Sobre os filmes UM DIA e O FUTURO ADIANTE
O filme húngaro UM DIA não faz mistério sobre o que quer tratar: um dia (e meio) na vida de uma mulher, mãe de três filhos pequenos e esposa de um marido que a está traindo com uma amiga sua. Não há tempo para mais nada, já que Anna (Zsófia Szamosi) consome cada minuto nos cuidados com as crianças e na angústia conjugal.

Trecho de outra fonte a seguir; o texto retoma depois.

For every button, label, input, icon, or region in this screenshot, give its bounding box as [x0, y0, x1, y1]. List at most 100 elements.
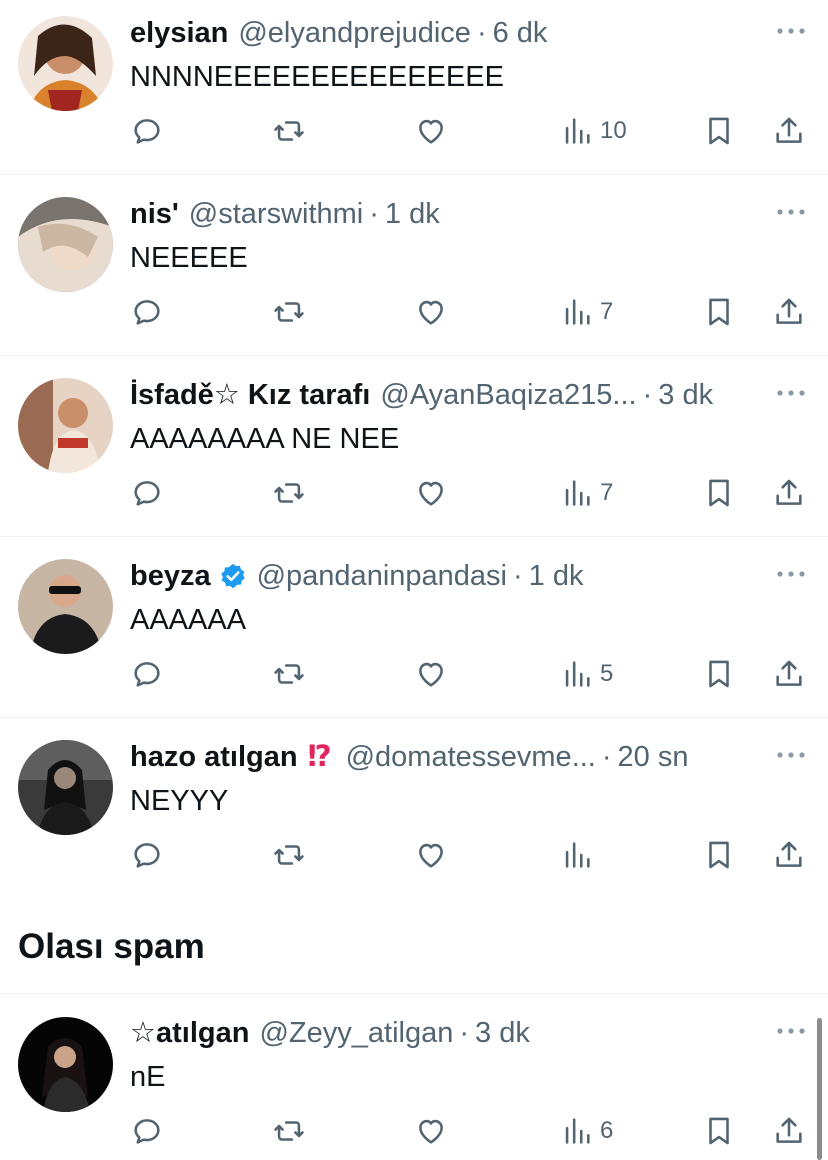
avatar[interactable] [18, 16, 113, 111]
more-icon[interactable] [776, 207, 806, 217]
retweet-button[interactable] [272, 653, 306, 695]
bookmark-icon [702, 476, 736, 510]
views-count: 5 [600, 660, 614, 687]
user-handle[interactable]: @AyanBaqiza215... [380, 376, 636, 414]
reply-button[interactable] [130, 1110, 164, 1152]
bookmark-button[interactable] [702, 472, 736, 514]
share-icon [772, 1114, 806, 1148]
share-button[interactable] [772, 110, 806, 152]
views-button[interactable]: 10 [560, 110, 627, 152]
tweet[interactable]: hazo atılgan ⁉ @domatessevme... · 20 sn … [0, 724, 828, 900]
views-icon [560, 476, 594, 510]
more-icon[interactable] [776, 388, 806, 398]
tweet[interactable]: ☆atılgan @Zeyy_atilgan · 3 dk nE 6 [0, 1001, 828, 1160]
retweet-button[interactable] [272, 291, 306, 333]
bookmark-icon [702, 114, 736, 148]
bookmark-icon [702, 657, 736, 691]
heart-icon [414, 657, 448, 691]
tweet-actions [130, 834, 820, 876]
avatar[interactable] [18, 197, 113, 292]
tweet[interactable]: İsfadě☆ Kız tarafı @AyanBaqiza215... · 3… [0, 362, 828, 537]
bookmark-button[interactable] [702, 653, 736, 695]
tweet[interactable]: nis' @starswithmi · 1 dk NEEEEE 7 [0, 181, 828, 356]
like-button[interactable] [414, 834, 448, 876]
user-handle[interactable]: @starswithmi [189, 195, 363, 233]
tweet-actions: 6 [130, 1110, 820, 1152]
share-button[interactable] [772, 1110, 806, 1152]
reply-button[interactable] [130, 110, 164, 152]
share-button[interactable] [772, 472, 806, 514]
tweet[interactable]: beyza @pandaninpandasi · 1 dk AAAAAA 5 [0, 543, 828, 718]
views-icon [560, 657, 594, 691]
user-handle[interactable]: @elyandprejudice [238, 14, 471, 52]
timestamp[interactable]: 3 dk [658, 376, 713, 414]
heart-icon [414, 838, 448, 872]
user-handle[interactable]: @pandaninpandasi [257, 557, 507, 595]
like-button[interactable] [414, 653, 448, 695]
more-icon[interactable] [776, 1026, 806, 1036]
timestamp[interactable]: 20 sn [618, 738, 689, 776]
display-name[interactable]: beyza [130, 557, 211, 595]
user-handle[interactable]: @domatessevme... [346, 738, 596, 776]
timestamp[interactable]: 1 dk [385, 195, 440, 233]
display-name[interactable]: nis' [130, 195, 179, 233]
retweet-icon [272, 1114, 306, 1148]
views-button[interactable]: 6 [560, 1110, 613, 1152]
like-button[interactable] [414, 291, 448, 333]
share-icon [772, 114, 806, 148]
views-button[interactable]: 5 [560, 653, 613, 695]
more-icon[interactable] [776, 569, 806, 579]
tweet[interactable]: elysian @elyandprejudice · 6 dk NNNNEEEE… [0, 0, 828, 175]
separator: · [459, 1017, 470, 1049]
tweet-text: NNNNEEEEEEEEEEEEEEE [130, 61, 504, 93]
more-icon[interactable] [776, 26, 806, 36]
share-button[interactable] [772, 291, 806, 333]
like-button[interactable] [414, 110, 448, 152]
display-name[interactable]: ☆atılgan [130, 1014, 249, 1052]
like-button[interactable] [414, 1110, 448, 1152]
timestamp[interactable]: 3 dk [475, 1014, 530, 1052]
timestamp[interactable]: 1 dk [529, 557, 584, 595]
reply-button[interactable] [130, 834, 164, 876]
more-icon[interactable] [776, 750, 806, 760]
avatar[interactable] [18, 740, 113, 835]
bookmark-button[interactable] [702, 291, 736, 333]
reply-button[interactable] [130, 653, 164, 695]
verified-badge-icon [219, 562, 247, 590]
views-button[interactable]: 7 [560, 472, 613, 514]
avatar[interactable] [18, 378, 113, 473]
retweet-icon [272, 476, 306, 510]
timestamp[interactable]: 6 dk [493, 14, 548, 52]
display-name[interactable]: hazo atılgan [130, 738, 298, 776]
avatar[interactable] [18, 1017, 113, 1112]
retweet-button[interactable] [272, 1110, 306, 1152]
tweet-actions: 10 [130, 110, 820, 152]
views-button[interactable]: 7 [560, 291, 613, 333]
user-handle[interactable]: @Zeyy_atilgan [259, 1014, 453, 1052]
retweet-button[interactable] [272, 834, 306, 876]
bookmark-icon [702, 295, 736, 329]
separator: · [476, 17, 487, 49]
bookmark-button[interactable] [702, 834, 736, 876]
reply-button[interactable] [130, 472, 164, 514]
display-name[interactable]: elysian [130, 14, 228, 52]
views-icon [560, 1114, 594, 1148]
bookmark-button[interactable] [702, 1110, 736, 1152]
retweet-button[interactable] [272, 110, 306, 152]
heart-icon [414, 476, 448, 510]
views-button[interactable] [560, 834, 600, 876]
like-button[interactable] [414, 472, 448, 514]
bookmark-button[interactable] [702, 110, 736, 152]
share-button[interactable] [772, 834, 806, 876]
reply-feed: elysian @elyandprejudice · 6 dk NNNNEEEE… [0, 0, 828, 1160]
tweet-text: NEYYY [130, 785, 229, 817]
avatar[interactable] [18, 559, 113, 654]
reply-button[interactable] [130, 291, 164, 333]
tweet-actions: 5 [130, 653, 820, 695]
scrollbar[interactable] [817, 1018, 822, 1160]
retweet-button[interactable] [272, 472, 306, 514]
share-icon [772, 295, 806, 329]
share-button[interactable] [772, 653, 806, 695]
display-name[interactable]: İsfadě☆ Kız tarafı [130, 376, 370, 414]
separator: · [512, 560, 523, 592]
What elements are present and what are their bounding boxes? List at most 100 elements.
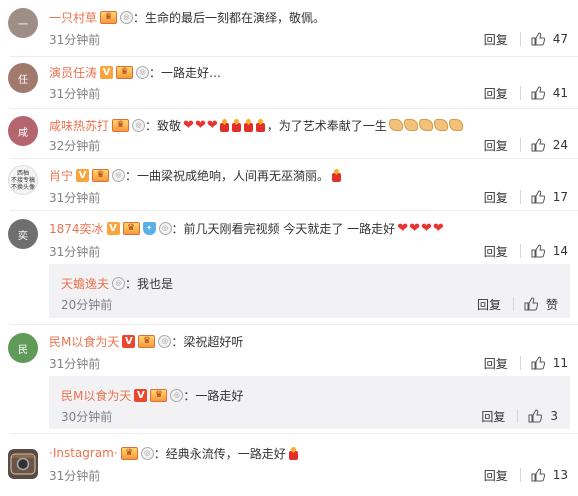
like-count: 17 [552,190,568,204]
verified-v-icon: V [106,221,120,235]
thumbs-up-icon [528,409,543,423]
thumbs-up-icon [531,32,545,46]
comment-text: ：一曲梁祝成绝响，人间再无巫漪丽。 [125,168,330,183]
username[interactable]: 1874奕冰 [49,220,104,237]
emoji-group [388,119,464,131]
timestamp: 32分钟前 [49,138,101,153]
like-button[interactable]: 11 [531,356,568,370]
thumbs-up-icon [524,297,538,311]
reply-button[interactable]: 回复 [477,296,501,313]
avatar[interactable]: 民 [8,333,38,363]
timestamp: 31分钟前 [49,356,101,371]
reply-thread: 天蟾逸夫 ◎ ：我也是 20分钟前 回复 赞 [49,264,570,318]
divider [519,244,521,258]
like-button[interactable]: 赞 [524,296,558,313]
divider [512,297,514,311]
avatar[interactable] [8,449,38,479]
divider [519,86,521,100]
verified-v-icon: V [100,65,114,79]
comment-item: 西柚 不接专稿 不换头像 肖宁 V ♛ ◎ ：一曲梁祝成绝响，人间再无巫漪丽。 … [0,159,578,211]
member-ring-icon: ◎ [140,446,154,460]
like-button[interactable]: 24 [531,138,568,152]
heart-icon: ❤ [409,220,420,236]
like-button[interactable]: 14 [531,244,568,258]
emoji-group: ❤ ❤ ❤ ❤ [397,222,445,235]
divider [517,409,519,423]
divider [519,356,521,370]
username[interactable]: 民M以食为天 [49,333,119,350]
vip-badge-icon: ♛ [150,388,168,402]
vip-badge-icon: ♛ [138,334,156,348]
heart-icon: ❤ [183,117,194,133]
comment-text: ：生命的最后一刻都在演绎，敬佩。 [133,10,326,25]
username[interactable]: 天蟾逸夫 [61,275,109,292]
like-count: 41 [552,86,568,100]
username[interactable]: 民M以食为天 [61,387,131,404]
like-label: 赞 [545,297,558,312]
reply-thread: 民M以食为天 V ♛ ◎ ：一路走好 30分钟前 回复 3 [49,376,570,429]
emoji-group [288,447,300,460]
username[interactable]: 肖宁 [49,167,73,184]
comment-item: 咸 咸味热苏打 ♛ ◎ ：致敬 ❤ ❤ ❤ ，为了艺术奉献了一生 32分钟前 回… [0,109,578,159]
candle-icon [288,447,299,460]
reply-button[interactable]: 回复 [484,85,508,102]
vip-badge-icon: ♛ [100,10,118,24]
comment-item: 奕 1874奕冰 V ♛ ✦ ◎ ：前几天刚看完视频 今天就走了 一路走好 ❤ … [0,211,578,325]
member-ring-icon: ◎ [112,276,126,290]
vip-badge-icon: ♛ [92,168,110,182]
like-button[interactable]: 41 [531,86,568,100]
heart-icon: ❤ [206,117,218,133]
reply-button[interactable]: 回复 [484,189,508,206]
comment-text: ：我也是 [125,276,174,291]
heart-icon: ❤ [397,220,409,236]
comment-text: ，为了艺术奉献了一生 [266,118,387,133]
reply-button[interactable]: 回复 [484,467,508,484]
like-button[interactable]: 13 [531,468,568,482]
camera-icon [10,453,36,475]
like-button[interactable]: 17 [531,190,568,204]
like-button[interactable]: 3 [528,409,558,423]
username[interactable]: 演员任涛 [49,64,97,81]
username[interactable]: ·Instagram· [49,446,118,460]
candle-icon [219,119,230,132]
avatar[interactable]: 一 [8,8,38,38]
divider [519,468,521,482]
timestamp: 31分钟前 [49,86,101,101]
comment-text: ：一路走好 [183,388,244,403]
comment-item: ·Instagram· ♛ ◎ ：经典永流传，一路走好 31分钟前 回复 13 [0,434,578,496]
comment-item: 任 演员任涛 V ♛ ◎ ：一路走好… 31分钟前 回复 41 [0,57,578,109]
reply-button[interactable]: 回复 [484,355,508,372]
divider [519,138,521,152]
username[interactable]: 一只村草 [49,9,97,26]
praying-hands-icon [403,119,418,131]
reply-button[interactable]: 回复 [481,408,505,425]
reply-button[interactable]: 回复 [484,31,508,48]
divider [519,32,521,46]
avatar-initial: 奕 [18,230,28,242]
thumbs-up-icon [531,468,545,482]
comment-text: ：梁祝超好听 [171,334,244,349]
comment-text: ：一路走好… [149,65,222,80]
verified-v-icon: V [122,334,136,348]
like-count: 24 [552,138,568,152]
avatar-initial: 西柚 不接专稿 不换头像 [10,169,35,191]
avatar[interactable]: 奕 [8,219,38,249]
avatar[interactable]: 咸 [8,116,38,146]
avatar-initial: 咸 [18,127,28,139]
avatar[interactable]: 任 [8,63,38,93]
username[interactable]: 咸味热苏打 [49,117,109,134]
divider [519,190,521,204]
like-button[interactable]: 47 [531,32,568,46]
comment-text: ：经典永流传，一路走好 [153,446,286,461]
avatar[interactable]: 西柚 不接专稿 不换头像 [8,165,38,195]
avatar-initial: 民 [18,344,28,356]
member-ring-icon: ◎ [158,334,172,348]
comment-text: ：前几天刚看完视频 今天就走了 一路走好 [171,221,396,236]
vip-badge-icon: ♛ [122,221,140,235]
like-count: 14 [552,244,568,258]
reply-button[interactable]: 回复 [484,243,508,260]
member-ring-icon: ◎ [112,168,126,182]
heart-icon: ❤ [432,220,444,236]
reply-button[interactable]: 回复 [484,137,508,154]
candle-icon [331,169,342,182]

A diretora Zsófia Szilágyii não pretendia mais que dissecar a rotina estressante dessa dona de casa e professora de italiano. O filho maior tem sintomas de autismo, a menina é hiperativa e o menor tem piolhos e está febril. O banco está cobrando prestações atrasadas do apartamento. No emprego, ela precisa equacionar seus horários. O marido é uma zona de sombra e mais nada. Enfim, um inferno doméstico condensado em algumas poucas horas.
UM DIA dispensa curvas dramáticas e se contenta com esse pequeno voyeurismo detrás das grades de uma família comum. Nossa experiência é simplesmente testemunhar as tarefas exaustivas e repetitivas de Anna, além de compartilhar sua infelicidade através da expressão única que a atriz mantém ao longo de todo o filme. Quem alivia o peso desse fardo são as crianças, um primor de espontaneidade e veracidade. As duas Zsófias de fato conseguiram montar uma família diante de uma câmera que segue Anna como um cão fiel.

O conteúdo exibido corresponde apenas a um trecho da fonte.